Single-agent Curriculum Learning
Supervisor: Aske Plaat
Summary: AlphaZero has taught itself to play world-class Go from scratch using a form of reinforcement learning called curriculum learning. Can we apply curriculum learning in single-agent puzzles such as Sokoban, and thus, in principle, to some of the world’s most important optimization problems?
Planning through Inpainting
Supervisor: Thomas Moerland
Summary: Standard planning approaches use forward methods, i.e., they start at the beginning of a problem and repeatedly unfold a search tree in the forward direction. However, that seems counterintuitive to the way humans tend to plan (outside of boardgames like Chess). Instead, we first sample a distant goal, and then repeatedly inpaint different trajectories between start and goal state, for example starting by fixing a goal halfway. In this project, we will look at this new approach towards hierarchical planning (see, e.g., https://arxiv.org/pdf/2006.13205.pdf for a first attempt).
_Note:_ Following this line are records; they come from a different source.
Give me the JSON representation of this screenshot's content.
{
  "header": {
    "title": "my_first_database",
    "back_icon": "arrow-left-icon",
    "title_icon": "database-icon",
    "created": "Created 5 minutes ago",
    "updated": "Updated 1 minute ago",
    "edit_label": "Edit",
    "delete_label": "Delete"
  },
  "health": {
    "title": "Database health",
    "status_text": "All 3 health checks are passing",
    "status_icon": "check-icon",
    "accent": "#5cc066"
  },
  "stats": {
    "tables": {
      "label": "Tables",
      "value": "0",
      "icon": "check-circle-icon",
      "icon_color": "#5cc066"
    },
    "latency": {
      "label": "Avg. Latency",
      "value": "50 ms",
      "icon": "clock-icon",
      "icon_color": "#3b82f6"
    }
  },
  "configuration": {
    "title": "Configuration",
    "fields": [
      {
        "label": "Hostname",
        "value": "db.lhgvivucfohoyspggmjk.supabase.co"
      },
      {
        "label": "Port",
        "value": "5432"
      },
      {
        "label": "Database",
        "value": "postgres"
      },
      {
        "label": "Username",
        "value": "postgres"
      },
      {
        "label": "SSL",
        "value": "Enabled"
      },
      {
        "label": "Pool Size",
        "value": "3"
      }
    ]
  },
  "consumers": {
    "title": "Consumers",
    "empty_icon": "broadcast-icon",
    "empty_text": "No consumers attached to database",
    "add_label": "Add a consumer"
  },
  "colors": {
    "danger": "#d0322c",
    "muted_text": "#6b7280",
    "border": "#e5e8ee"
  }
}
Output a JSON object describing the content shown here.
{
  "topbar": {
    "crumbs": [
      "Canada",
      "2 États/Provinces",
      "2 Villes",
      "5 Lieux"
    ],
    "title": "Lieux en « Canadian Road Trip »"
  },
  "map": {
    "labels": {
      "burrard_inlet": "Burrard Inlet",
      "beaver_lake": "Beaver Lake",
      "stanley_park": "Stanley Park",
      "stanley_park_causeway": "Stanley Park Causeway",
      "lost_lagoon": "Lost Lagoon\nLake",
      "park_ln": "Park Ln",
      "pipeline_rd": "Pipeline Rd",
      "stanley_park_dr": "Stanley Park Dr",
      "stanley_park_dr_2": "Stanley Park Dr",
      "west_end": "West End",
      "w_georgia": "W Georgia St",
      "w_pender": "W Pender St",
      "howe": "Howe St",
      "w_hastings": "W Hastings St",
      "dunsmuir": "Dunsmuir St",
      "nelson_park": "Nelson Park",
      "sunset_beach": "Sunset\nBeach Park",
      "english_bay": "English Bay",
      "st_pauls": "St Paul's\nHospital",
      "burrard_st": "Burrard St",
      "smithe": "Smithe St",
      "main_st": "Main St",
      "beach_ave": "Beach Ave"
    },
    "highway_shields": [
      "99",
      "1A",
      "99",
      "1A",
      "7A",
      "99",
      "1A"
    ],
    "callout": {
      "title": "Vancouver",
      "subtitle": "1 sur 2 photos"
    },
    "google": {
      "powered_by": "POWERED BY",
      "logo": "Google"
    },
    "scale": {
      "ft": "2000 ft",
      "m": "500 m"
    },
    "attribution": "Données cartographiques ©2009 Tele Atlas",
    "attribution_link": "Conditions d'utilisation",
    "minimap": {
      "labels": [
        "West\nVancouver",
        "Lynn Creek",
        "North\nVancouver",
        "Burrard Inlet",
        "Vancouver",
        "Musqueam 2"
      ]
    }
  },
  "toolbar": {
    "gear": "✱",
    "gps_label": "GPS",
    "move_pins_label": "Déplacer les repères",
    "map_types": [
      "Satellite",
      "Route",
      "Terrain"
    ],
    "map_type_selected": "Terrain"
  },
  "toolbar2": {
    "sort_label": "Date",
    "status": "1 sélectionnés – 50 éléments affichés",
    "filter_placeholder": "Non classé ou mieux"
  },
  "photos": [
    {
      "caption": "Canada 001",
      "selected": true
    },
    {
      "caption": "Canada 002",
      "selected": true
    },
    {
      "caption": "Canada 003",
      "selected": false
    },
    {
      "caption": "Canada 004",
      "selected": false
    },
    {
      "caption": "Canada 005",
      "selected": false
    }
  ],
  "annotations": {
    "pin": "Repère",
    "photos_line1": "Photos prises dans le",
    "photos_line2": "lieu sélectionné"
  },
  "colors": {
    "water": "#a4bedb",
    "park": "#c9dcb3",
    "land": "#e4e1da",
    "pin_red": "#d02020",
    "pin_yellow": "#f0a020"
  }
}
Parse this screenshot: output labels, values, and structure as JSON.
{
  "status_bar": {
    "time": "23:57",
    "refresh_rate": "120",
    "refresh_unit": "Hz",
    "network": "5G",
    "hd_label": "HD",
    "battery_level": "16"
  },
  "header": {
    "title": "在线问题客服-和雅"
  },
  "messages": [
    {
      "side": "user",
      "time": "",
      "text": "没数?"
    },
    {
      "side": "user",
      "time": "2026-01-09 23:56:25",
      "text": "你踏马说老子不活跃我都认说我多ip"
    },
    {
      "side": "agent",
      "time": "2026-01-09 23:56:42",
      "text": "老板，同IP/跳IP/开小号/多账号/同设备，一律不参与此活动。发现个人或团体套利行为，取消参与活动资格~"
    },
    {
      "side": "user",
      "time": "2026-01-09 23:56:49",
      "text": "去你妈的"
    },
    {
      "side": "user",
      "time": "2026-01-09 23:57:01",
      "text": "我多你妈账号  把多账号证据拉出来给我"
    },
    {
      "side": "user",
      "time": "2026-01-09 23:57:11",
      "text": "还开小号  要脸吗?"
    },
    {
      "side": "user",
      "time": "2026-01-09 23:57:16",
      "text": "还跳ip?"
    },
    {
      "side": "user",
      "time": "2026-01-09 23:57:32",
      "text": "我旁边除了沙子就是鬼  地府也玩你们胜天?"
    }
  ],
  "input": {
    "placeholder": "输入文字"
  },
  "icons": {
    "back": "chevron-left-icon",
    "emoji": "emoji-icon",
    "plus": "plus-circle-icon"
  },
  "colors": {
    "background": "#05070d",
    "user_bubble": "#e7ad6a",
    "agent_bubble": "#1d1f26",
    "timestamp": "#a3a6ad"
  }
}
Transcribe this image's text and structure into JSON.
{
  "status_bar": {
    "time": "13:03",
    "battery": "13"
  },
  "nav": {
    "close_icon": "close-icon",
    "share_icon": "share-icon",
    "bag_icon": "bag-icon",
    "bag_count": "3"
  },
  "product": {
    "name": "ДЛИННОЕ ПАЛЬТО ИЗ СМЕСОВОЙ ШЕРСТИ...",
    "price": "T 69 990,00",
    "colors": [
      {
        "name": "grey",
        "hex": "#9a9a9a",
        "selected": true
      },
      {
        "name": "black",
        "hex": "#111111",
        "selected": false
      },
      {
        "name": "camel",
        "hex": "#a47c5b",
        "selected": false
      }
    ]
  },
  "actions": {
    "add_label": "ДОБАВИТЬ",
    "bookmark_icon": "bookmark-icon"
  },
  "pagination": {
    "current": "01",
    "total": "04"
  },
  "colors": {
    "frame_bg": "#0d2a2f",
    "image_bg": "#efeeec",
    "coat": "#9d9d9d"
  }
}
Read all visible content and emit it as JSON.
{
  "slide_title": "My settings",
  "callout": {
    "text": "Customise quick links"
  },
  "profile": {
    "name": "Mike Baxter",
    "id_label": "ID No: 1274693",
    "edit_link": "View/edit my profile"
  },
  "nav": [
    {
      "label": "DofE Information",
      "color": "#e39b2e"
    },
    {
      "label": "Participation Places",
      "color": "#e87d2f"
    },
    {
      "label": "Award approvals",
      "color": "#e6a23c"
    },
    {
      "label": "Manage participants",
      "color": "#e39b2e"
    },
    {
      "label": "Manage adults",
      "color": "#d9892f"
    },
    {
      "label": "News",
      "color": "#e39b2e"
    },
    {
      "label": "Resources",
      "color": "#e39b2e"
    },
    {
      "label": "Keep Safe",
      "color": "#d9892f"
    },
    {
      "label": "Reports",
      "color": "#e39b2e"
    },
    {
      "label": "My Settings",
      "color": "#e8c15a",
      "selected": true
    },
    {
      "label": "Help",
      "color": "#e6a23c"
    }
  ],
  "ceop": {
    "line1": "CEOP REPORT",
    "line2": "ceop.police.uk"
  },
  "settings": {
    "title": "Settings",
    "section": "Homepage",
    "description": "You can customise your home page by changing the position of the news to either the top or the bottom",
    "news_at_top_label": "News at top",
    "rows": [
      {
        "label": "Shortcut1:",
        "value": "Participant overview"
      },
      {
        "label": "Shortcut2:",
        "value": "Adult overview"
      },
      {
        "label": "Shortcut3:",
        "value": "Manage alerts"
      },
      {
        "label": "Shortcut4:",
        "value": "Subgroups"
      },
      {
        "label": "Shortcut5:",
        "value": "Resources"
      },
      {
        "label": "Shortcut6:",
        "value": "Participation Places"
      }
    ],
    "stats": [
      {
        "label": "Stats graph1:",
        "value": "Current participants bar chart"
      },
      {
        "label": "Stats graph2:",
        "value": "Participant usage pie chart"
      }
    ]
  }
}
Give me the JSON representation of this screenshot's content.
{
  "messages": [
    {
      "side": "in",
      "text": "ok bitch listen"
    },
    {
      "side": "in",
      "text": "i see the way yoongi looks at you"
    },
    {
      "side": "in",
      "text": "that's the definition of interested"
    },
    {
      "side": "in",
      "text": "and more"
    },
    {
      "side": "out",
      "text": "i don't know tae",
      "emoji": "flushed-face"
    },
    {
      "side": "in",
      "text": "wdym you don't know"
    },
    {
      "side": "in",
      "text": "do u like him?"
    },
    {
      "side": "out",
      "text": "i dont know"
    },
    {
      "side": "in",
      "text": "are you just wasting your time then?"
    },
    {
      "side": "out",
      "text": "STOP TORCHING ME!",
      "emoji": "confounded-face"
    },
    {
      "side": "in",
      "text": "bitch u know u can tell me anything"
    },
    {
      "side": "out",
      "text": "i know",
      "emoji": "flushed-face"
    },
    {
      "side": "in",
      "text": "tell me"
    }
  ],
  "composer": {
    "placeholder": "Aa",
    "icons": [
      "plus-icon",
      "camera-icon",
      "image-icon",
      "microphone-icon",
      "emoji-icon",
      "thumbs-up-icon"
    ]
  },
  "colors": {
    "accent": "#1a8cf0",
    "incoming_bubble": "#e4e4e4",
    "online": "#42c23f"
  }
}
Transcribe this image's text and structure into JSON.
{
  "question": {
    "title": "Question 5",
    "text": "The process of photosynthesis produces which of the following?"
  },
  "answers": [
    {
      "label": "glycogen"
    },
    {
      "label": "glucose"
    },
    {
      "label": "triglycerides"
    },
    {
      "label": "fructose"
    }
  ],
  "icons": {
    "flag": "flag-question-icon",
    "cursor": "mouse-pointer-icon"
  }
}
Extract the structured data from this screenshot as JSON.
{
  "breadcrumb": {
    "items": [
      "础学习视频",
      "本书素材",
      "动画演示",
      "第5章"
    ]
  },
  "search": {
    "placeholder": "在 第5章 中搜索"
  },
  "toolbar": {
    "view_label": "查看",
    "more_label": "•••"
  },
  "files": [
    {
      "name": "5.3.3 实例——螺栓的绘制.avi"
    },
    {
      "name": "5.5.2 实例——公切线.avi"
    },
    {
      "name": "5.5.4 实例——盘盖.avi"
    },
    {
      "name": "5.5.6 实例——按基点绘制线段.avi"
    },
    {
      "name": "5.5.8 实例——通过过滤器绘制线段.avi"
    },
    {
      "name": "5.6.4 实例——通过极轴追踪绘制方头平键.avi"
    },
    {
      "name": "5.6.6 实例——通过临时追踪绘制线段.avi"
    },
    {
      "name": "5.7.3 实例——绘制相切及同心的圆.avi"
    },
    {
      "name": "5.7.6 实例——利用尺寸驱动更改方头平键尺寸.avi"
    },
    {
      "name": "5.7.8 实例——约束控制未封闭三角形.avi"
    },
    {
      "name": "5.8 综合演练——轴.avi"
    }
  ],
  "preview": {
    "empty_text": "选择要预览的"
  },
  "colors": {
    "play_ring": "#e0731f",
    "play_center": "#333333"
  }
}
Competence-based Intrinsic Motivation
Supervisor: Thomas Moerland
Summary: Exploration is a key topic in reinforcement learning. A popular approach is through the use of intrinsic motivation, which for example explores like children based on curiosity and novelty. However, few of these methods have been goal-conditioned and based on learning progress, better known as competence-based intrinsic motivation (https://arxiv.org/pdf/2012.09830.pdf). In this project, we will investigate new approaches for competence-based exploration, for example extending from http://proceedings.mlr.press/v87/laversanne-finot18a/laversanne-finot18a.pdf.
Beware what you wish for: specification gaming and value alignment in AI and RL
Supervisor: Peter van der Putten , Aske Plaat, Mike Preuss
Summary: AI techniques such as reinforcement learning can be very powerful methods to optimize certain given objectives, but unfortunately humans are notable bad at stating their objectives and constraints well enough, or overseeing the side effects of maximizing these objectives. In reinforcement learning this problem is known as specification gaming – which actually is a misnomer as the AI is simply blindly trying to optimize the given objective. A more general term is value alignment – how can we make sure that the AI aligns its values with ours. In this project we want to provide a compelling example of specification gaming, to make the public further aware of this key existential risk of AI. Optionally, we can look into finding solutions, for example by accepting that objectives specifications are initially flawed, but humans can adapt these on the way.